My preflight routine begins as soon as I land from my last flight. I detach and fold up my wing every single time I land. This gives me a chance to do a proper line check and organize my risers in such a way that there is no guess work on the next launch.  It also allows me to quickly look over my wing as a whole during the folding process.  That way, when I am at launch I can be confident that my wing is ready to fly, the lines are clear, and properly aligned (A’s on top).

Another important aspect that should be discussed is of course whether or not to fly. This is actually not part of my pre-flight routine, because I will never even begin my routine until I am confident that the conditions are inline with my expectations and I have made the decision to fly.  To understand what I do to determine if it is safe or not even fly, please see my article on The Energy Equation.

We are now at the launch site and everything looks good and a decision has been made to fly.  All my stuff is now on my body, or packed in my harness.  My helmet is on and nothing but my wing and harness are on the ground. The 10-steps I do are quick and I make it a point not to stop, or be interrupted.  If by chance someone talks to me during the process, I start over and start counting again.

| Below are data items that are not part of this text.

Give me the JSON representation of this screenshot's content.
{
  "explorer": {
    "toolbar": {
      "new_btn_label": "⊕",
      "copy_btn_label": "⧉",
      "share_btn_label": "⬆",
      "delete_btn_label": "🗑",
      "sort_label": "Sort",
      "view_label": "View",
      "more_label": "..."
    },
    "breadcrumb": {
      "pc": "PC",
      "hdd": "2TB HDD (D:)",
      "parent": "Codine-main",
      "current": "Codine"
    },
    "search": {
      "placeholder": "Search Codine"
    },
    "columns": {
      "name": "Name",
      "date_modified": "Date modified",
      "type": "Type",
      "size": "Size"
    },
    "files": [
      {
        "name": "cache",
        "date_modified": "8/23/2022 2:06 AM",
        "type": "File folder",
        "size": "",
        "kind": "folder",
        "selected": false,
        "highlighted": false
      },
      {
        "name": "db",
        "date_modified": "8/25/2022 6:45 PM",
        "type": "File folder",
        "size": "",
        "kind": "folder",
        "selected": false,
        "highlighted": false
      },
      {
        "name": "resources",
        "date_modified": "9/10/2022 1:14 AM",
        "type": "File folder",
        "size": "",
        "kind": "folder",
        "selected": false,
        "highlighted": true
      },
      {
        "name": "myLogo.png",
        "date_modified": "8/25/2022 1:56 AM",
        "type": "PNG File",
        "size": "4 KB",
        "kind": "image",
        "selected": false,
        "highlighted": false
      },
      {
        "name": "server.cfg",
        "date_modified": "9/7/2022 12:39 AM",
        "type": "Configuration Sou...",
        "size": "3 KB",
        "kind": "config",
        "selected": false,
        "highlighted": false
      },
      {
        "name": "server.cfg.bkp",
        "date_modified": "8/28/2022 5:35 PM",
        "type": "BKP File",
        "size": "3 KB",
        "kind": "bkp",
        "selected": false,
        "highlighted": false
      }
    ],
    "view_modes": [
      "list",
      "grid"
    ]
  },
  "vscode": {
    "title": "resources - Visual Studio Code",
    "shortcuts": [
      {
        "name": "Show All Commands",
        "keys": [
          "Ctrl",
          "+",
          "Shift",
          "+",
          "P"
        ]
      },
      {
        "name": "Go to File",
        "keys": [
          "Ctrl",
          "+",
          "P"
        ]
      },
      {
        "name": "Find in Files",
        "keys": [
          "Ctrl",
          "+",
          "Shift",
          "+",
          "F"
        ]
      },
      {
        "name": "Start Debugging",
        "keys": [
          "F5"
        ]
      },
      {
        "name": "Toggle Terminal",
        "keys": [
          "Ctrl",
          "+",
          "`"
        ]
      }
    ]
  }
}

Step 1: I put on my harness, then leg buckle left.
Step 2: Leg buckle right.
Step 3: Chest strap left.
Step 4: Chest strap right.

I can usually take a break here, especially since my wing is usually folded up.  If I am flying with radios or instruments, I get them ready at this point and make sure the are turned on and checked.  I am about 60-90 seconds away from launching.  At this point I lay out my wing and unfold it.  I already know my lines are sorted and risers aligned so I can quickly connect to my wing.

Step 5: Riser left, until I hear the carabiner click.
Step 6: Riser right, until I hear the carabiner click.
Step 7: Speed Bar left.
Step 8: Speed Bar right.

I will often do another quick line check and make sure once again that the A’s are on top, and that the brake controls are pulled all they way out with no snags.

Step 9: Reserve chute handle check, just to make sure it is there and connected properly.
Step 10: Breathe.  This calms me down for just a few seconds so I can pause, feel the air and make the last metal preparations required for executing a proper launch.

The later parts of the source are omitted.